Vai para seis anos que foi diagnosticada uma doença oncológica à professora X. Um caso entre tantos outros. Apenas mais um caso. O "seu caso".
Leccionava, nesse ano, entre outras, turmas de 12º.
Para além de inúmeras questões que se lhe levantaram a título pessoal e familiar, como iria ela gerir a situação a nível profissional?
Decidiu não tornar público o "seu caso"; na escola, só alguns partilharam com ela o "seu caso", aqueles que, para além de colegas, ela considerava amigos, alguns, muito poucos.
Durante nove meses, camuflou a situação com a criatividade nossa de cada dia. Faltava quase exclusivamente nos dias dos tratamentos. Nunca entregou justificação alguma onde estivesse mencionado o termo "oncologia". Esta foi a forma como ela decidiu agir. Telefonemas e conversas incomodavam-na. Sabia que alguns, se soubessem, não lhe dariam mais do quatro ou cinco meses de vida e espalhariam a notícia mais rápido que Mercúrio. Previu, oh se previu, que muitas conversas de comiseração não seriam mais que conversas da treta. Ela não queria comiseração sequer!
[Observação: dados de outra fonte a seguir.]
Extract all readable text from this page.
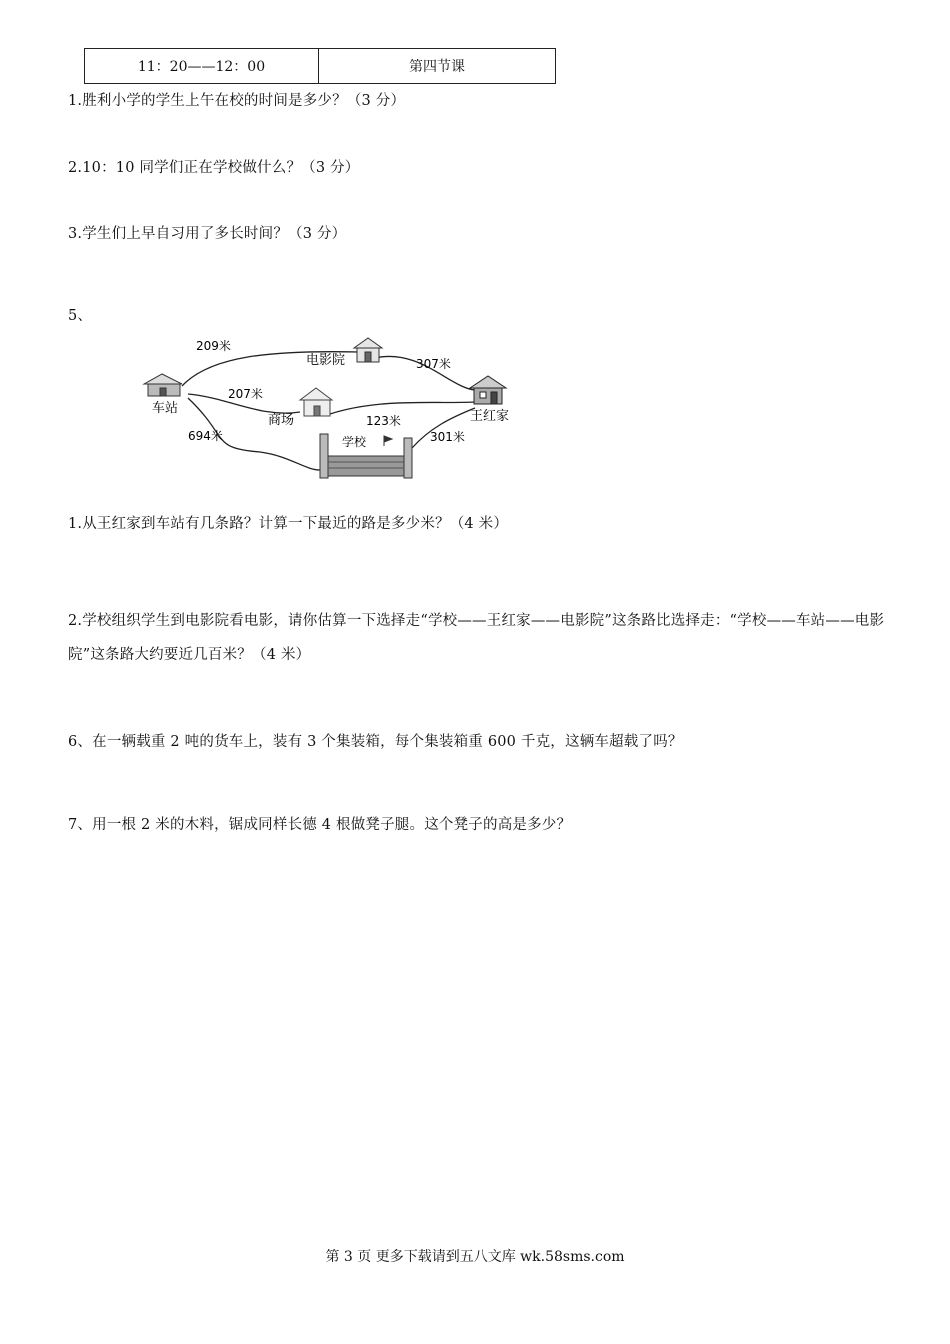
11：20——12：00	第四节课
1.胜利小学的学生上午在校的时间是多少？（3 分）
2.10：10 同学们正在学校做什么？（3 分）
3.学生们上早自习用了多长时间？（3 分）
5、
车站
电影院
商场
学校
王红家
209米
307米
207米
123米
694米	301米
1.从王红家到车站有几条路？计算一下最近的路是多少米？（4 米）
2.学校组织学生到电影院看电影，请你估算一下选择走“学校——王红家——电影院”这条路比选择走：“学校——车站——电影院”这条路大约要近几百米？（4 米）
6、在一辆载重 2 吨的货车上，装有 3 个集装箱，每个集装箱重 600 千克，这辆车超载了吗？
7、用一根 2 米的木料，锯成同样长德 4 根做凳子腿。这个凳子的高是多少？
第 3 页 更多下载请到五八文库 wk.58sms.com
Agarrou-se à vida. Sabia que o seu lado emocional só estaria estabilizado se continuasse a fazer o que sempre fez. E ia para a escola praticamente todos os dias, enfrentar os mais rigorosos juízes, vinte e tal por sala. Os alunos representavam fonte de força e de equilíbrio. Teve "sucesso". Todos os seus alunos de 12º ano obtiveram classificação positiva no exame. A mais alta foi 19,6. Ainda hoje guarda o jornal onde tal está referido, foram quatro ou cinco alunos, a nível nacional, que se aproximaram do 20. A média, essa foi superior à nacional.
Como isto lhe fez bem ao ego! A recompensa por todas as vezes que tinha contrariado o cansaço e a tristeza estava ali, diante dos seus olhos, naquela pauta. Não valia a pena ninguém , colegas nem executivo, dar-lhe os parabéns que não vieram. A recompensa estava ali, no brilho dos olhos dos seus alunos. Chorou, como tantas vezes faz.
Esta podia muito bem ser a sua história, ou a minha.
Por isso, passou a viver a vida a curto prazo, dia-a-dia.
Por isso, a reforma é algo de que se ri. Aliás, se lá chegar é uma benesse que a vida lhe dará.
Por isso, não há sacana de gente nenhuma que seja capaz de denegrir o seu trabalho.
Por isso, quando no próximo ano apresentar os "objectivos individuais" começará assim: "Tal como sempre fiz..."
Com o concurso do ano transacto, passou a titular, mas está-se nas tintas para isso. Ela sabe que a sua estória podia muito bem ser a de outro qualquer e que essa titularidade não proveio do que acabou de ser aqui relatado.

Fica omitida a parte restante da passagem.